The theory of Economic Moats is about judging the value of existing businesses for investment purposes — or in the case of startups: the value potential IF a Moat happens. Which becomes obvious when you think about how the value-investing giants Warren Buffet and Pat Dorsey coined the term.
The advice, therefore, is that Entrepreneurs shouldn’t focus on creating Economic Moats… as always, they should only focus on creating an amazing product experience for his/her customers, in order to solve a problem that the Entrepreneur cares about.
And if you think about it, that makes sense. For instance, you can’t create the swell of usage that results in an Economic Moat, without first having an amazing product that provides a breakthrough experience for its users. The product comes first, Economic Moats simply fall out after flawless execution (if they’re meant to be). Entrepreneurs in the early stages need to understand Moats, but only to be able to recognize them for valuation.

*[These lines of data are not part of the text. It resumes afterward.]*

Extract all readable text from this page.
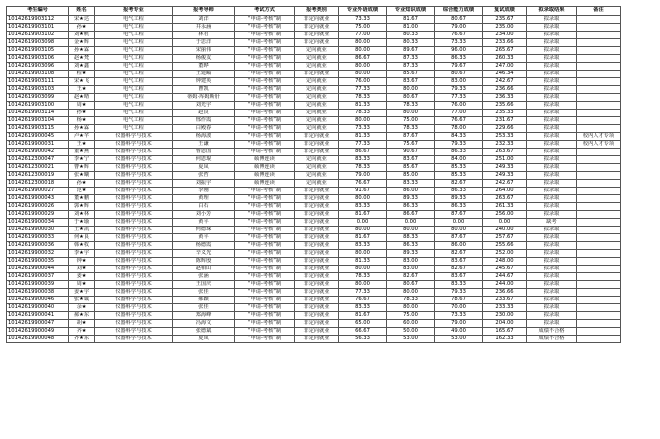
考生编号	姓名	报考专业	报考导师	考试方式	报考类别	专业外语成绩	专业知识成绩	综合能力成绩	复试成绩	拟录取结果	备注
10142619903112	宋★达	电气工程	刘洋	“申请-考核”制	非定向就业	73.33	81.67	80.67	235.67	拟录取	
10142619903101	孙★	电气工程	井永涵	“申请-考核”制	非定向就业	75.00	81.00	79.00	235.00	拟录取	
10142619903102	刘★帆	电气工程	林君	“申请-考核”制	非定向就业	77.00	80.33	76.67	234.00	拟录取	
10142619903098	金★辉	电气工程	于思洋	“申请-考核”制	非定向就业	80.00	80.33	73.33	233.66	拟录取	
10142619903105	孙★霖	电气工程	宋丽伟	“申请-考核”制	定向就业	80.00	89.67	96.00	265.67	拟录取	
10142619903106	赵★梵	电气工程	杨俊友	“申请-考核”制	定向就业	86.67	87.33	86.33	260.33	拟录取	
10142619903096	刘★鑫	电气工程	董晔	“申请-考核”制	定向就业	80.00	87.33	79.67	247.00	拟录取	
10142619903108	程★	电气工程	王建赜	“申请-考核”制	非定向就业	80.00	85.67	80.67	246.34	拟录取	
10142619903111	宋★飞	电气工程	钟建英	“申请-考核”制	定向就业	76.00	83.67	83.00	242.67	拟录取	
10142619903103	王★	电气工程	曹凯	“申请-考核”制	定向就业	77.33	80.00	79.33	236.66	拟录取	
10142619903099	赵★晴	电气工程	蒂姆·库姆斯肝	“申请-考核”制	定向就业	78.33	80.67	77.33	236.33	拟录取	
10142619903100	周★	电气工程	刘光宇	“申请-考核”制	定向就业	81.33	78.33	76.00	235.66	拟录取	
10142619903114	孙★	电气工程	赵良	“申请-考核”制	定向就业	78.33	80.00	77.00	235.33	拟录取	
10142619903104	杨★	电气工程	邢作霞	“申请-考核”制	定向就业	80.00	75.00	76.67	231.67	拟录取	
10142619903115	孙★霖	电气工程	白殿春	“申请-考核”制	定向就业	73.33	78.33	78.00	229.66	拟录取	
10142619900045	卢★芊	仪器科学与技术	杨海波	“申请-考核”制	非定向就业	81.33	87.67	84.33	253.33	拟录取	校内人才专项
10142619900031	王★	仪器科学与技术	王谦	“申请-考核”制	非定向就业	77.33	75.67	79.33	232.33	拟录取	校内人才专项
10142619900042	董★燕	仪器科学与技术	曹恩国	“申请-考核”制	非定向就业	86.67	90.67	86.33	263.67	拟录取	
10142612300047	李★宁	仪器科学与技术	何恩琨	硕博连读	定向就业	83.33	83.67	84.00	251.00	拟录取	
10142612300021	曹★辉	仪器科学与技术	夏凤	硕博连读	定向就业	78.33	85.67	85.33	249.33	拟录取	
10142612300019	张★曦	仪器科学与技术	张哲	硕博连读	定向就业	79.00	85.00	85.33	249.33	拟录取	
10142612300018	孙★	仪器科学与技术	刘振宇	硕博连读	定向就业	76.67	83.33	82.67	242.67	拟录取	
10142619900027	范★	仪器科学与技术	李刚	“申请-考核”制	非定向就业	91.67	86.00	86.33	264.00	拟录取	
10142619900043	董★鹏	仪器科学与技术	黄理	“申请-考核”制	非定向就业	80.00	89.33	89.33	263.67	拟录取	
10142619900026	郭★辉	仪器科学与技术	白石	“申请-考核”制	非定向就业	83.33	86.33	86.33	261.33	拟录取	
10142619900029	刘★林	仪器科学与技术	刘小芳	“申请-考核”制	非定向就业	81.67	86.67	87.67	256.00	拟录取	
10142619900034	于★瑜	仪器科学与技术	黄平	“申请-考核”制	非定向就业	0.00	0.00	0.00	0.00	缺考	
10142619900030	王★凯	仪器科学与技术	何德琛	“申请-考核”制	非定向就业	80.00	80.00	80.00	240.00	拟录取	
10142619900033	何★良	仪器科学与技术	黄平	“申请-考核”制	非定向就业	81.67	88.33	87.67	257.67	拟录取	
10142619900036	韩★枚	仪器科学与技术	杨德霞	“申请-考核”制	非定向就业	83.33	86.33	86.00	255.66	拟录取	
10142619900032	李★宇	仪器科学与技术	辛义光	“申请-考核”制	非定向就业	80.00	89.33	82.67	252.00	拟录取	
10142619900035	钟★	仪器科学与技术	陈辉殷	“申请-考核”制	非定向就业	81.33	83.00	83.67	248.00	拟录取	
10142619900044	刘★	仪器科学与技术	赵相山	“申请-考核”制	非定向就业	80.00	83.00	82.67	245.67	拟录取	
10142619900037	姜★	仪器科学与技术	张涵	“申请-考核”制	非定向就业	78.33	82.67	83.67	244.67	拟录取	
10142619900039	周★	仪器科学与技术	王国庆	“申请-考核”制	非定向就业	80.00	80.67	83.33	244.00	拟录取	
10142619900038	姜★宇	仪器科学与技术	张佳	“申请-考核”制	非定向就业	77.33	80.00	79.33	236.66	拟录取	
10142619900046	张★诚	仪器科学与技术	郝颖	“申请-考核”制	非定向就业	76.67	78.33	78.67	233.67	拟录取	
10142619900040	余★	仪器科学与技术	张佳	“申请-考核”制	非定向就业	83.33	80.00	70.00	233.33	拟录取	
10142619900041	郝★东	仪器科学与技术	郑海峰	“申请-考核”制	非定向就业	81.67	75.00	73.33	230.00	拟录取	
10142619900047	胡★	仪器科学与技术	冯海文	“申请-考核”制	非定向就业	65.00	60.00	79.00	204.00	拟录取	
10142619900049	齐★	仪器科学与技术	张德斌	“申请-考核”制	非定向就业	66.67	50.00	49.00	165.67	成绩不合格	
10142619900048	齐★东	仪器科学与技术	夏凤	“申请-考核”制	非定向就业	56.33	53.00	53.00	162.33	成绩不合格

So, there you have it. A bit about Economic Moats, and the role that they play in investing and entrepreneurial strategy: they are super powerful tools for valuation, but they aren’t a business strategy… they are the result.

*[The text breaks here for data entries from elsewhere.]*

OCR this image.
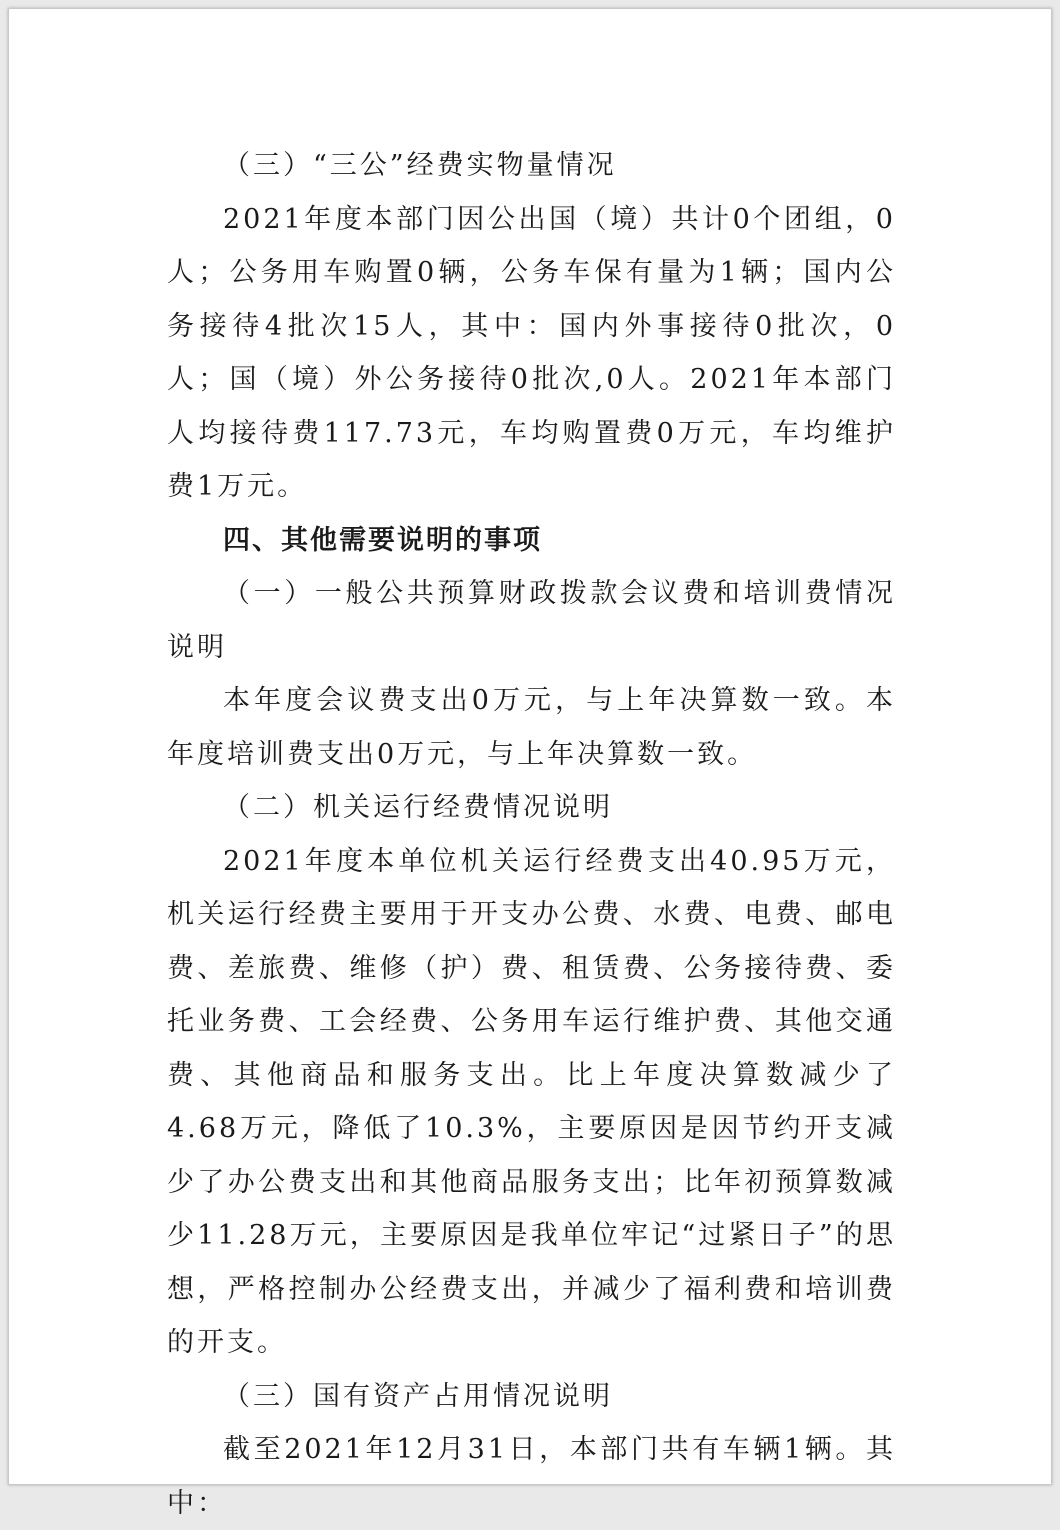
（三）“三公”经费实物量情况

2021年度本部门因公出国（境）共计0个团组，0人；公务用车购置0辆，公务车保有量为1辆；国内公务接待4批次15人，其中：国内外事接待0批次，0人；国（境）外公务接待0批次,0人。2021年本部门人均接待费117.73元，车均购置费0万元，车均维护费1万元。

四、其他需要说明的事项

（一）一般公共预算财政拨款会议费和培训费情况说明

本年度会议费支出0万元，与上年决算数一致。本年度培训费支出0万元，与上年决算数一致。

（二）机关运行经费情况说明

2021年度本单位机关运行经费支出40.95万元，机关运行经费主要用于开支办公费、水费、电费、邮电费、差旅费、维修（护）费、租赁费、公务接待费、委托业务费、工会经费、公务用车运行维护费、其他交通费、其他商品和服务支出。比上年度决算数减少了4.68万元，降低了10.3%，主要原因是因节约开支减少了办公费支出和其他商品服务支出；比年初预算数减少11.28万元，主要原因是我单位牢记“过紧日子”的思想，严格控制办公经费支出，并减少了福利费和培训费的开支。

（三）国有资产占用情况说明

截至2021年12月31日，本部门共有车辆1辆。其中：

Below are four presentations / articles that I found useful in understanding Economic moats deeper than I had in the past. If you have time and the inclination, definitely check them out.
Hope you enjoyed this post!
Deeper Reading #1
An overview of Economic Moats, and how to think of them as an investor, by the investment professional who popularized the theory, Pat Dorsey.
“An economic moat is a structural business characteristic that allows a firm to generate excess economic returns for an extended period.”
Deeper Reading #2
A presentation by Brian Laung Aoaeh, who writes the blog Innovation Footprints. It’s a 79 slide deck delving fairly deeply into all aspects of economic moats from the perspective of technology startups and seed investing.
“An economic moat is not the same thing as a competitive advantage. A competitive advantage is temporary. A durable economic moat is unique, and typically can not be duplicated.”
Deeper Reading #3
A follow-up piece from Brian Laung Aoaeh, clarifying that entrepreneurs should not focus on trying to create economic moats, he believes that they happen to a business.
“My interest in studying economic moats is so that I can recognize those instances in which the probability that they emerge is high, whether naturally or by accident. Seed-stage technology startups with a high potential for economic moats to eventually emerge are the ones that I personally find most attractive as potential investments.”
Deeper Reading #4
This is an interview with Pat Dorsey from 2015, where he discusses how his investment theories have evolved since his formerly pure focus on Economic Moats. For him, Moats are great, but not necessarily enough… he also needs to see strong management (not a moat, but important) and compounding potential (i.e.: natural organic growth that comes from smart re-investment of capital).
“Every time you make an investment, in fact every time you make a decision, write it down. It’s very easy with the hindsight bias to rationalize that decision when things don’t go in the right direction,” says Dorsey. “Then you can pull that out three months later, one year later, and say — does reality today match what I thought it would be?”